For a plethora of resources about Brizard's time in Rochester, check out the lists put together by Chicago Magazine's Whet Moser, Gapers Block's Ramsin Canon, and reporter Rachel Barnhart of WHAM, a television station covering upstate New York.
There will be many more discussions in the coming days and weeks about what Brizard and the Emanuel education team will bring to CPS. But we wanted to take a look today at one of Brizard's policy commitments Chicago Teachers Union leaders criticized at a press conference yesterday: merit pay for educators, linking teacher pay to student performance.
Brizard likes the idea. He lauded a merit pay system at a Rochester charter school during an interview with the Rochester City Paper in January:
People always ask me, "What do you need?" And I always tell them two things: leverage and talent. You allow me to do what needs to be done, and then hire the people I need, and you're going to get magic. When you look at some charter schools like Rochester Prep, the principal was able to do what she needed to do, hire the talent she needed, get rid of people, pay them different amounts of money, and operate much more like a business.
It wasn't discussed at CTU's press conference yesterday, but Chicago Public Schools is in the last year of a five-year merit pay initiative called the Chicago Teacher Advancement Program (CTAP).
First rolled out at 10 schools during the 2007-2008 school year, CTAP is backed by a $27.5 million grant from the U.S. Department of Education plus support from CPS and funders like the Joyce Foundation and the Eli and Edythe Broad Foundation.
The program is jointly administered by CPS, representatives from CTAP schools, CTU, the city's principals' association, and the Chicago Public Education Fund. Eleven CPS institutions are participating this school year.
Teachers at CTAP schools work closely with lead or mentor instructor (who get stipends above their base compensation) to create an "Individual Growth Plan" that brings "research-based, data-driven best practices to daily classroom instruction," according to a FAQ on a program website.
"[C]lassroom gains are measured through 'value-added' growth, rather than reaching a specific attainment level. This means that regardless of where their students start the year academically, teachers are evaluated and compensated based upon how much their students improve, not by the percentage of students that 'meet' or 'exceed' on standardized tests," the FAQ says.
Bonuses for teachers in CTAP's second year averaged $2,600.

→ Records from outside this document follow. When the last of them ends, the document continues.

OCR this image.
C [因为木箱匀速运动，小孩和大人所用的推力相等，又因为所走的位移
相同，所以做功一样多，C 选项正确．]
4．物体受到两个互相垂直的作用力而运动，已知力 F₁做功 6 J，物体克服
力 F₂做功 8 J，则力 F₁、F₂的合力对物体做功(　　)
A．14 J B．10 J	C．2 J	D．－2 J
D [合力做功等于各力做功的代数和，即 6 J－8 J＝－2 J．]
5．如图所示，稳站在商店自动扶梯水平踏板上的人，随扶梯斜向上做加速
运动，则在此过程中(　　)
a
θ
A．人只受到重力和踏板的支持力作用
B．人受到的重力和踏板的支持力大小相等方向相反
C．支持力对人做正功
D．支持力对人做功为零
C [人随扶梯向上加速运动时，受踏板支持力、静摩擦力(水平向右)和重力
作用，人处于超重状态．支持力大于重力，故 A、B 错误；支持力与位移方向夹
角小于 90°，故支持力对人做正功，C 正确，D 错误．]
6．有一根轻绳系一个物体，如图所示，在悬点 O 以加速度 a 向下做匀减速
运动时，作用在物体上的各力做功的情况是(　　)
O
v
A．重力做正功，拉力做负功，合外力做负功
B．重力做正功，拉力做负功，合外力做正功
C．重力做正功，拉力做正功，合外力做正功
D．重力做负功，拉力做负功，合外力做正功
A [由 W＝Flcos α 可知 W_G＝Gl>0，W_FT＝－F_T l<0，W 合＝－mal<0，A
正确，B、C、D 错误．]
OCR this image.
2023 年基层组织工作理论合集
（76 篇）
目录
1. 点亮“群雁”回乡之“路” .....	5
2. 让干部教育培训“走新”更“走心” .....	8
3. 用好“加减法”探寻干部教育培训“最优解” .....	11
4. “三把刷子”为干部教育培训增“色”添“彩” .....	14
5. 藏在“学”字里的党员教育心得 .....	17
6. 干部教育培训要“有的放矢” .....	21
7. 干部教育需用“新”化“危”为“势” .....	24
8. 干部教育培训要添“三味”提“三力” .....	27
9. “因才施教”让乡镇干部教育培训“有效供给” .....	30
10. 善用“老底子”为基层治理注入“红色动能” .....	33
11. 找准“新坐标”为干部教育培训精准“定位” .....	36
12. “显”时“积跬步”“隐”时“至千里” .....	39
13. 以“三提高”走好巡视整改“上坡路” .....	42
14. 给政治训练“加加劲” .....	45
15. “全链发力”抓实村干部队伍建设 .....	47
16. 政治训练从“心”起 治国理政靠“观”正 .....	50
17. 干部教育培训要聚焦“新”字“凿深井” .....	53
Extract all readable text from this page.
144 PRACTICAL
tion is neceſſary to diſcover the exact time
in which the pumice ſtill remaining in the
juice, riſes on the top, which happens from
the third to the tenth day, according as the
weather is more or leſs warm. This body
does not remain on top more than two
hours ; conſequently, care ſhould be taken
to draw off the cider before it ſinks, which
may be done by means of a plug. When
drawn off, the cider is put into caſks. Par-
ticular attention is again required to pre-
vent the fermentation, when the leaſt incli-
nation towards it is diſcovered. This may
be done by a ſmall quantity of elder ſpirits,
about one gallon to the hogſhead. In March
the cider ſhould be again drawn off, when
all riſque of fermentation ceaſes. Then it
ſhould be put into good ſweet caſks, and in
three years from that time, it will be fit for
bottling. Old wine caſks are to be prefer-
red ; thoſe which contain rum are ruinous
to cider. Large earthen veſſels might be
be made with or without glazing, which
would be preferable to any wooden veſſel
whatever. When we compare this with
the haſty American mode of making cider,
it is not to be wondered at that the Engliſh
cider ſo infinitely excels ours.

Researchers from the firm Mathematica, however, found the program had little impact in its second year. Here's what Mathematica said in its May 2010 report (PDF) about CTAP, shortened as just TAP below:
After the second year of CPS rolling out TAP, we found no evidence that the program raised student test scores. Student achievement growth as measured by average math and reading scores on the Illinois Standards Achievement Test (ISAT) did not differ significantly between TAP and comparable non-TAP schools. We also found that TAP did not have a detectable impact on rates of teacher retention in the school or district during the second year it was rolled out in the district. We did not find statistically significant differences between TAP and non-TAP retention rates for teachers overall or for subgroups defined by teaching assignment and years of service in CPS.
To be sure, Mathematica's researchers cautioned last year's snapshot looked at the early phase of CTAP, and there have been important questions raised about the program's design, which paid out bonuses to teachers "based on schoolwide-, rather than classroom-achievement growth."
It remains to be seen what kind of merit-pay system Emanuel and Brizard will seek to implement for Chicago Public Schools, if any. But there's plenty of skepticism about the ability of pay-for-performance efforts to improve educational outcomes. Vanderbilt University's three-year study of a teacher incentive program in Nashville found that merit pay alone does not raise student outcomes. Merit pay, in other words, is no panacea for CPS.